Aerobic bacteria require oxygen for growth and propagation, with the iron-oxidizing bacteria and sulfur bacteria being well known. The iron-oxidizing bacteria grows by absorbing the energy generated when oxidizing divalent iron ions (Fe2+) into trivalent iron ions (Fe3+) using water dissolved oxygen. This causes formation of rust bamps(tubercle) inside steel water pipes resulting in pipe blockages. The sulfur-oxidizing bacteria grows by utilizing the energy generated when oxidizing the remainder of incompletely oxidized sulfur, and eventually forms sulfuric acid. It can survive in strongly acidic environments of pH2~4.

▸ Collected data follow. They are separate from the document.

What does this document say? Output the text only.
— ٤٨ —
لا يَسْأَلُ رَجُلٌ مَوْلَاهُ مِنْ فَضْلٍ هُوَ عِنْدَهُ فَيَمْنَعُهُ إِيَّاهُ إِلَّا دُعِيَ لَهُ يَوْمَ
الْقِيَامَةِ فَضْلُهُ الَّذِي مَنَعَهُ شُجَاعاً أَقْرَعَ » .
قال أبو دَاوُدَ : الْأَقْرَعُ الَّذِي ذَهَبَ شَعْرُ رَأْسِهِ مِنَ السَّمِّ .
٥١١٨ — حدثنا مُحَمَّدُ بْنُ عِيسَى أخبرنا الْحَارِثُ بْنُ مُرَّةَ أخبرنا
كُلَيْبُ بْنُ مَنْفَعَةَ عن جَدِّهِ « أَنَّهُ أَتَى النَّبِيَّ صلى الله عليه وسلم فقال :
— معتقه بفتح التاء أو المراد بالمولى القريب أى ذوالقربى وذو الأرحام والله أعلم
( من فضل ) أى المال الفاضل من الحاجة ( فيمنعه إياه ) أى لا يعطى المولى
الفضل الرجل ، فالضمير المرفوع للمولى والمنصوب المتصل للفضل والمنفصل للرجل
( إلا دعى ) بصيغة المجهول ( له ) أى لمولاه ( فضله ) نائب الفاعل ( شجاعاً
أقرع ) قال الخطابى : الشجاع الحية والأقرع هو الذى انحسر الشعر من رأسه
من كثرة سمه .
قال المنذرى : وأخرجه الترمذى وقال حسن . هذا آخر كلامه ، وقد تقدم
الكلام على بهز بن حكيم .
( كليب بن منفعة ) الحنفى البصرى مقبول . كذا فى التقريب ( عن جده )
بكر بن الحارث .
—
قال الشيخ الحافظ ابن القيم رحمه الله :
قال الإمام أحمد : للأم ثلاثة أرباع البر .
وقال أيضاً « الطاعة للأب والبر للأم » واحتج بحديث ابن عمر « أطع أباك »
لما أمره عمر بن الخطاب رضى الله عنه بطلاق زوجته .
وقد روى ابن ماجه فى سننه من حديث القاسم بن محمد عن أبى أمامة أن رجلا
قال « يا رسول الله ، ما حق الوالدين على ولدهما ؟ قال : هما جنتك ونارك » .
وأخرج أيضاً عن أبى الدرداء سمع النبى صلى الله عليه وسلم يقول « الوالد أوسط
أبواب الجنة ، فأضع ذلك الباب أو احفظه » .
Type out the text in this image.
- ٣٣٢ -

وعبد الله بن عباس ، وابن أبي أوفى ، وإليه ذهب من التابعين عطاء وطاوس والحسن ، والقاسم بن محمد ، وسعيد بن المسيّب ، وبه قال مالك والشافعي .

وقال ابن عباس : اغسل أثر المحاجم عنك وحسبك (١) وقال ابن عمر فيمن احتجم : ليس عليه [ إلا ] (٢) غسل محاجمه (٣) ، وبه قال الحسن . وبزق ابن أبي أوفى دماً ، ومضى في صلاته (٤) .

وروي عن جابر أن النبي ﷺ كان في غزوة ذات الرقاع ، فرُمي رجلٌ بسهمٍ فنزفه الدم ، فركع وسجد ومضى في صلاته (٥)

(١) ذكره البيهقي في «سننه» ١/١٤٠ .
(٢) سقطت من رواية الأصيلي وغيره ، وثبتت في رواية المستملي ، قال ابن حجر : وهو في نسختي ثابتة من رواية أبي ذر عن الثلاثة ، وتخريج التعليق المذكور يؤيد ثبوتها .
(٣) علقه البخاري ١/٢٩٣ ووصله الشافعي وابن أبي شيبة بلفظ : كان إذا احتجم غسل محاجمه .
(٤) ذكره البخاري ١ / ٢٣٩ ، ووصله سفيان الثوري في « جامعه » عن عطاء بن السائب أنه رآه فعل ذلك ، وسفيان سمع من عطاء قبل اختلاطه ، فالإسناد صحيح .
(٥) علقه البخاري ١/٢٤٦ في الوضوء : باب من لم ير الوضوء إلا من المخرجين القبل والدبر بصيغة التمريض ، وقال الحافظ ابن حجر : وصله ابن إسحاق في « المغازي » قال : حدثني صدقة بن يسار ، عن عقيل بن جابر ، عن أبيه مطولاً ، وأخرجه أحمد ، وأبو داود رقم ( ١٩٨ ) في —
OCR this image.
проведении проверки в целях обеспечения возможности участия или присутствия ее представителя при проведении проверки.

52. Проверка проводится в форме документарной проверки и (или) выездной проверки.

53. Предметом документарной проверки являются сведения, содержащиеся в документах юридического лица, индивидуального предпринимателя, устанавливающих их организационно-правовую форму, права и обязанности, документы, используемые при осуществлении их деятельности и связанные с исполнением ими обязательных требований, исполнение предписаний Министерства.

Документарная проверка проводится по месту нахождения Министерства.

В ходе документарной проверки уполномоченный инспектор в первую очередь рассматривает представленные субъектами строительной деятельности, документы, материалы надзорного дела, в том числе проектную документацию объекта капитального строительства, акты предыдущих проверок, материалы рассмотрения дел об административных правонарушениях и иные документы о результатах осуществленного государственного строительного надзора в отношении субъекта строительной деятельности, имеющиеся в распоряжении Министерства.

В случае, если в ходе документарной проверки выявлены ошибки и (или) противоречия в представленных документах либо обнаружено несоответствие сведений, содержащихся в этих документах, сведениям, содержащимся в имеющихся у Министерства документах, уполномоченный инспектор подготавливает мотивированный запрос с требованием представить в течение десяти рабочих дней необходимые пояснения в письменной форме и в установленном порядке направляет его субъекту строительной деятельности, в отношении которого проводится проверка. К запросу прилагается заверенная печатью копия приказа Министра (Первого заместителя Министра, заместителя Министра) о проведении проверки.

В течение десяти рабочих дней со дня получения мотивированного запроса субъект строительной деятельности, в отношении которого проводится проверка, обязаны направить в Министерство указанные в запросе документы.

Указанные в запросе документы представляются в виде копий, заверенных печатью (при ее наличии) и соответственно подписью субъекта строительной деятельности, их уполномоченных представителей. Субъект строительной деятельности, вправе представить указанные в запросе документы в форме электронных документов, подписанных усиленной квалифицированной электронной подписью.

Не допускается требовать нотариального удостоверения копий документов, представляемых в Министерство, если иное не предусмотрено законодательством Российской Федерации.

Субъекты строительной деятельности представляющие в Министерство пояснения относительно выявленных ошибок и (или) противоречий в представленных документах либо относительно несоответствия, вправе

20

(2) Corrosion by Anaerobic Bacteria

Anaerobic Bacteria does not require oxygen for growth, rather cannot survive in environments with oxygen. It was originally discovered in soil with little oxygen. Well known of anaerobic bacteria are sulfate-reducing bacteria, nitrate-reducing bacteria, and Methan producing bacteria. Sulfate-reducing bacteria reduces sulfates down to H2S. The H2S then oxidizes Fe and creates FeS. Contaminated metropolitan sewage water is low in dissolved oxygen due to decomposed organic compounds as well as contains large amounts of sulfate, providing ideal habitats for sulfate-reducing bacteria. The old contaminated Sumida river in Tokyo used to emit a stench during the summer, and caused blackening of copper alloys. The bacterial corrosions do not occur with AL, Zn, Pb and their alloys, and limited with Cu, but steel alloys are severely affected. The nitrate-reducing bacteria reduces nitrates and generates ammonia. The Methan producing bacteria create Fe(OH) 2 and CH4 (methane gas) from Fe and CO2.

(3) Microbiological Corrosion of Aluminum Alloys

Microbes living in water mixed in jet fuel and dissolved inorganic salts are know to cause problems such as Jet aircraft wing corrosions.

As countermeasures to prevent microbiological corrosions, it is essential to make the environment inhabitable to the microbes. In applications for aerobic bacteria the air is eliminated, and for anaerobic bacteria air circulation is provided.